En diciembre del 2016, el Departamento de Justicia de Estados Unidos reveló que Odebrecht reconoció que entre 2005 y 2014 sobornó a funcionarios públicos peruanos pagando $29 millones; mientras que la empresa, en ese mismo lapso, ganó $143 millones.

La causa de este mal endémico es el modelo económico de la Constitución de 1993, que da apertura para este tipo de negocios, donde se repliega al Estado, que ya no planifica ni ejerce funciones de control.

Así, las valoraciones finales de las obras las hacen las empresas concesionarias para que las aprueben supervisores privados con el visto bueno de funcionarios sujetos a presión y vulnerables a la corrupción y, en algunos casos, dotándose de normas específicas para hacer viables dichos proyectos y negocios particulares, como ha quedado claramente demostrado en el caso de PPK.
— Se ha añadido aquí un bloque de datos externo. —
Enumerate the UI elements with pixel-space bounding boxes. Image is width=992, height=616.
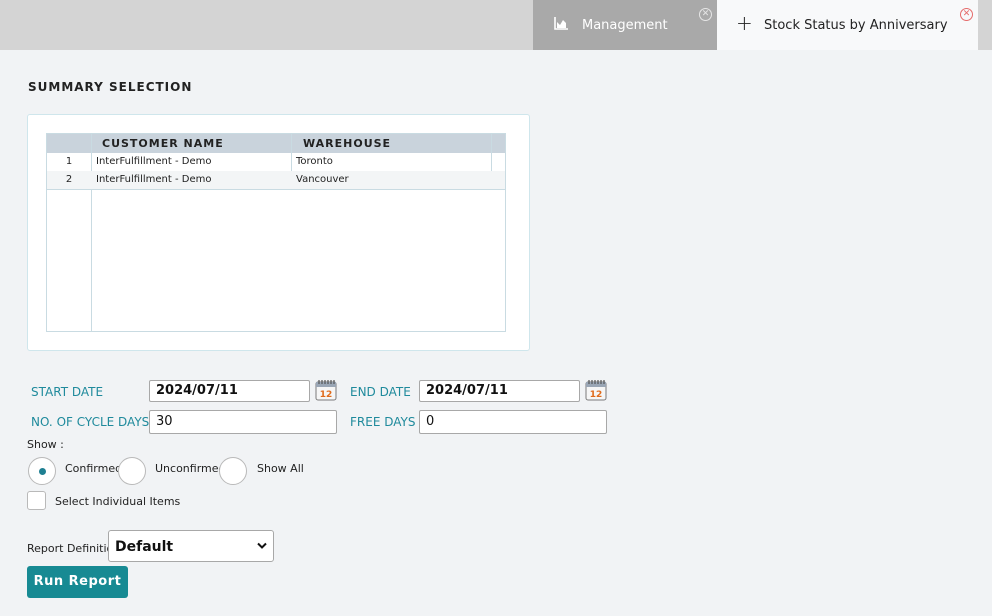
row-number: 2 — [65, 174, 73, 185]
report-definition-value: Default — [115, 539, 174, 555]
radio-show-all[interactable] — [219, 457, 247, 485]
start-date-input[interactable]: 2024/07/11 — [149, 380, 310, 402]
row-number: 1 — [65, 156, 73, 167]
report-definition-label: Report Definition — [27, 542, 121, 555]
radio-show-all-label[interactable]: Show All — [257, 462, 304, 475]
cell-warehouse: Vancouver — [296, 174, 349, 185]
free-days-label: FREE DAYS — [350, 415, 416, 429]
radio-confirmed-label[interactable]: Confirmed — [65, 462, 122, 475]
area-chart-icon — [554, 17, 568, 30]
tab-management[interactable]: Management ✕ — [533, 0, 717, 50]
run-report-button[interactable]: Run Report — [27, 566, 128, 598]
calendar-icon[interactable]: 12 — [315, 379, 337, 401]
table-row[interactable]: 1 InterFulfillment - Demo Toronto — [47, 153, 505, 172]
select-individual-items-label[interactable]: Select Individual Items — [55, 495, 180, 508]
cell-customer-name: InterFulfillment - Demo — [96, 174, 212, 185]
cell-warehouse: Toronto — [296, 156, 333, 167]
show-label: Show : — [27, 438, 64, 451]
tab-stock-status[interactable]: + Stock Status by Anniversary ✕ — [717, 0, 978, 50]
tab-management-label: Management — [582, 18, 668, 33]
table-row[interactable]: 2 InterFulfillment - Demo Vancouver — [47, 171, 505, 190]
radio-unconfirmed-label[interactable]: Unconfirmed — [155, 462, 226, 475]
grid-header: CUSTOMER NAME WAREHOUSE — [47, 134, 505, 153]
svg-text:12: 12 — [590, 390, 603, 400]
start-date-label: START DATE — [31, 385, 104, 399]
summary-grid: CUSTOMER NAME WAREHOUSE 1 InterFulfillme… — [46, 133, 506, 332]
calendar-icon[interactable]: 12 — [585, 379, 607, 401]
cell-customer-name: InterFulfillment - Demo — [96, 156, 212, 167]
section-title: SUMMARY SELECTION — [28, 80, 193, 94]
column-header-warehouse[interactable]: WAREHOUSE — [303, 134, 391, 153]
summary-grid-panel: CUSTOMER NAME WAREHOUSE 1 InterFulfillme… — [27, 114, 530, 351]
radio-selected-dot — [39, 468, 46, 475]
end-date-input[interactable]: 2024/07/11 — [419, 380, 580, 402]
svg-text:12: 12 — [320, 390, 333, 400]
radio-confirmed[interactable] — [28, 457, 56, 485]
cycle-days-label: NO. OF CYCLE DAYS — [31, 415, 150, 429]
report-definition-select[interactable]: Default — [108, 530, 274, 562]
plus-icon: + — [736, 11, 753, 35]
tab-stock-status-label: Stock Status by Anniversary — [764, 18, 948, 33]
chevron-down-icon — [257, 542, 267, 549]
close-icon[interactable]: ✕ — [960, 8, 973, 21]
select-individual-items-checkbox[interactable] — [27, 491, 46, 510]
cycle-days-input[interactable]: 30 — [149, 410, 337, 434]
column-header-customer-name[interactable]: CUSTOMER NAME — [102, 134, 224, 153]
free-days-input[interactable]: 0 — [419, 410, 607, 434]
close-icon[interactable]: ✕ — [699, 8, 712, 21]
radio-unconfirmed[interactable] — [118, 457, 146, 485]
end-date-label: END DATE — [350, 385, 411, 399]
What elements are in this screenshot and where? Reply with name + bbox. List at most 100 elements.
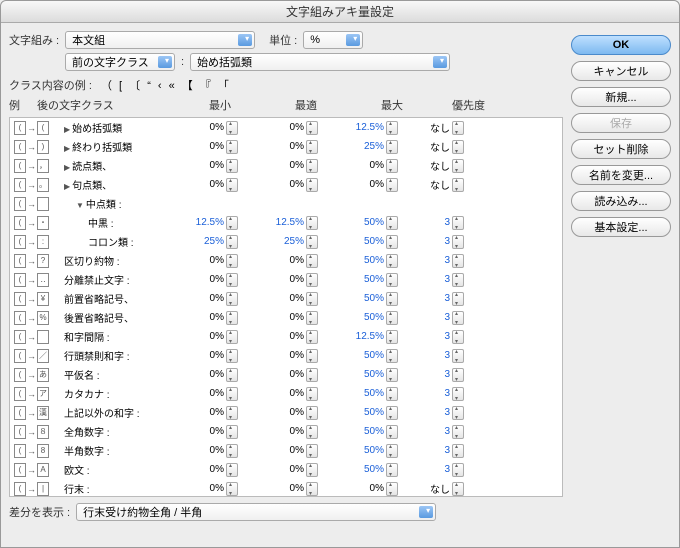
priority-stepper[interactable] (452, 216, 464, 230)
min-stepper[interactable] (226, 254, 238, 268)
max-stepper[interactable] (386, 216, 398, 230)
min-stepper[interactable] (226, 216, 238, 230)
priority-stepper[interactable] (452, 368, 464, 382)
right-glyph-icon: A (37, 463, 49, 477)
min-stepper[interactable] (226, 121, 238, 135)
min-stepper[interactable] (226, 368, 238, 382)
delete-set-button[interactable]: セット削除 (571, 139, 671, 159)
max-stepper[interactable] (386, 311, 398, 325)
opt-stepper[interactable] (306, 482, 318, 496)
max-stepper[interactable] (386, 235, 398, 249)
opt-stepper[interactable] (306, 216, 318, 230)
opt-stepper[interactable] (306, 178, 318, 192)
min-stepper[interactable] (226, 387, 238, 401)
max-stepper[interactable] (386, 159, 398, 173)
after-class-select[interactable]: 始め括弧類 (190, 53, 450, 71)
opt-stepper[interactable] (306, 406, 318, 420)
right-glyph-icon: ， (37, 159, 49, 173)
unit-select[interactable]: % (303, 31, 363, 49)
max-stepper[interactable] (386, 273, 398, 287)
priority-stepper[interactable] (452, 349, 464, 363)
priority-stepper[interactable] (452, 235, 464, 249)
max-stepper[interactable] (386, 121, 398, 135)
opt-value: 12.5% (268, 217, 304, 228)
min-stepper[interactable] (226, 482, 238, 496)
cancel-button[interactable]: キャンセル (571, 61, 671, 81)
priority-stepper[interactable] (452, 311, 464, 325)
min-stepper[interactable] (226, 425, 238, 439)
mojikumi-select[interactable]: 本文組 (65, 31, 255, 49)
opt-stepper[interactable] (306, 235, 318, 249)
max-stepper[interactable] (386, 349, 398, 363)
load-button[interactable]: 読み込み... (571, 191, 671, 211)
opt-stepper[interactable] (306, 330, 318, 344)
rename-button[interactable]: 名前を変更... (571, 165, 671, 185)
min-stepper[interactable] (226, 311, 238, 325)
min-stepper[interactable] (226, 406, 238, 420)
opt-stepper[interactable] (306, 254, 318, 268)
priority-stepper[interactable] (452, 387, 464, 401)
max-value: 50% (348, 312, 384, 323)
priority-stepper[interactable] (452, 406, 464, 420)
table-row: (→和字間隔 :0%0%12.5%3 (10, 327, 562, 346)
max-stepper[interactable] (386, 482, 398, 496)
right-glyph-icon: 8 (37, 444, 49, 458)
opt-stepper[interactable] (306, 159, 318, 173)
priority-value: なし (424, 481, 450, 496)
min-stepper[interactable] (226, 159, 238, 173)
max-stepper[interactable] (386, 406, 398, 420)
min-stepper[interactable] (226, 273, 238, 287)
priority-stepper[interactable] (452, 140, 464, 154)
opt-stepper[interactable] (306, 349, 318, 363)
max-value: 50% (348, 445, 384, 456)
max-stepper[interactable] (386, 444, 398, 458)
priority-stepper[interactable] (452, 121, 464, 135)
opt-stepper[interactable] (306, 368, 318, 382)
row-label: 和字間隔 : (62, 329, 158, 344)
opt-stepper[interactable] (306, 273, 318, 287)
max-stepper[interactable] (386, 254, 398, 268)
min-stepper[interactable] (226, 349, 238, 363)
max-stepper[interactable] (386, 292, 398, 306)
min-stepper[interactable] (226, 330, 238, 344)
min-stepper[interactable] (226, 444, 238, 458)
max-stepper[interactable] (386, 425, 398, 439)
max-stepper[interactable] (386, 368, 398, 382)
opt-stepper[interactable] (306, 121, 318, 135)
opt-stepper[interactable] (306, 444, 318, 458)
prev-class-select[interactable]: 前の文字クラス (65, 53, 175, 71)
priority-stepper[interactable] (452, 463, 464, 477)
min-stepper[interactable] (226, 178, 238, 192)
new-button[interactable]: 新規... (571, 87, 671, 107)
max-stepper[interactable] (386, 178, 398, 192)
priority-stepper[interactable] (452, 178, 464, 192)
priority-value: なし (424, 158, 450, 173)
min-stepper[interactable] (226, 140, 238, 154)
max-stepper[interactable] (386, 140, 398, 154)
priority-stepper[interactable] (452, 425, 464, 439)
min-stepper[interactable] (226, 292, 238, 306)
spacing-table[interactable]: (→(▶始め括弧類0%0%12.5%なし(→)▶終わり括弧類0%0%25%なし(… (9, 117, 563, 497)
opt-stepper[interactable] (306, 425, 318, 439)
diff-select[interactable]: 行末受け約物全角 / 半角 (76, 503, 436, 521)
opt-stepper[interactable] (306, 311, 318, 325)
opt-stepper[interactable] (306, 463, 318, 477)
max-stepper[interactable] (386, 330, 398, 344)
max-stepper[interactable] (386, 463, 398, 477)
basic-button[interactable]: 基本設定... (571, 217, 671, 237)
priority-stepper[interactable] (452, 254, 464, 268)
left-glyph-icon: ( (14, 311, 26, 325)
min-stepper[interactable] (226, 463, 238, 477)
priority-stepper[interactable] (452, 292, 464, 306)
priority-stepper[interactable] (452, 482, 464, 496)
min-stepper[interactable] (226, 235, 238, 249)
ok-button[interactable]: OK (571, 35, 671, 55)
opt-stepper[interactable] (306, 387, 318, 401)
priority-stepper[interactable] (452, 444, 464, 458)
opt-stepper[interactable] (306, 140, 318, 154)
priority-stepper[interactable] (452, 273, 464, 287)
max-stepper[interactable] (386, 387, 398, 401)
priority-stepper[interactable] (452, 159, 464, 173)
priority-stepper[interactable] (452, 330, 464, 344)
opt-stepper[interactable] (306, 292, 318, 306)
Los actos de corrupción mencionados por Jorge Barata -quien fuera por más de 20 años el representante de Odebrecht en el Perú- expresan lo que ha sido, desde Alberto Fujimori, la privatización del Estado. Cuando en 1990 Hurtado Miller dijo “Que Dios nos ayude”, se daba paso a un Estado cada vez más pequeño, aplicando la política del FMI de la época, donde la planificación fue dejada de lado y terminó en el baúl de los recuerdos.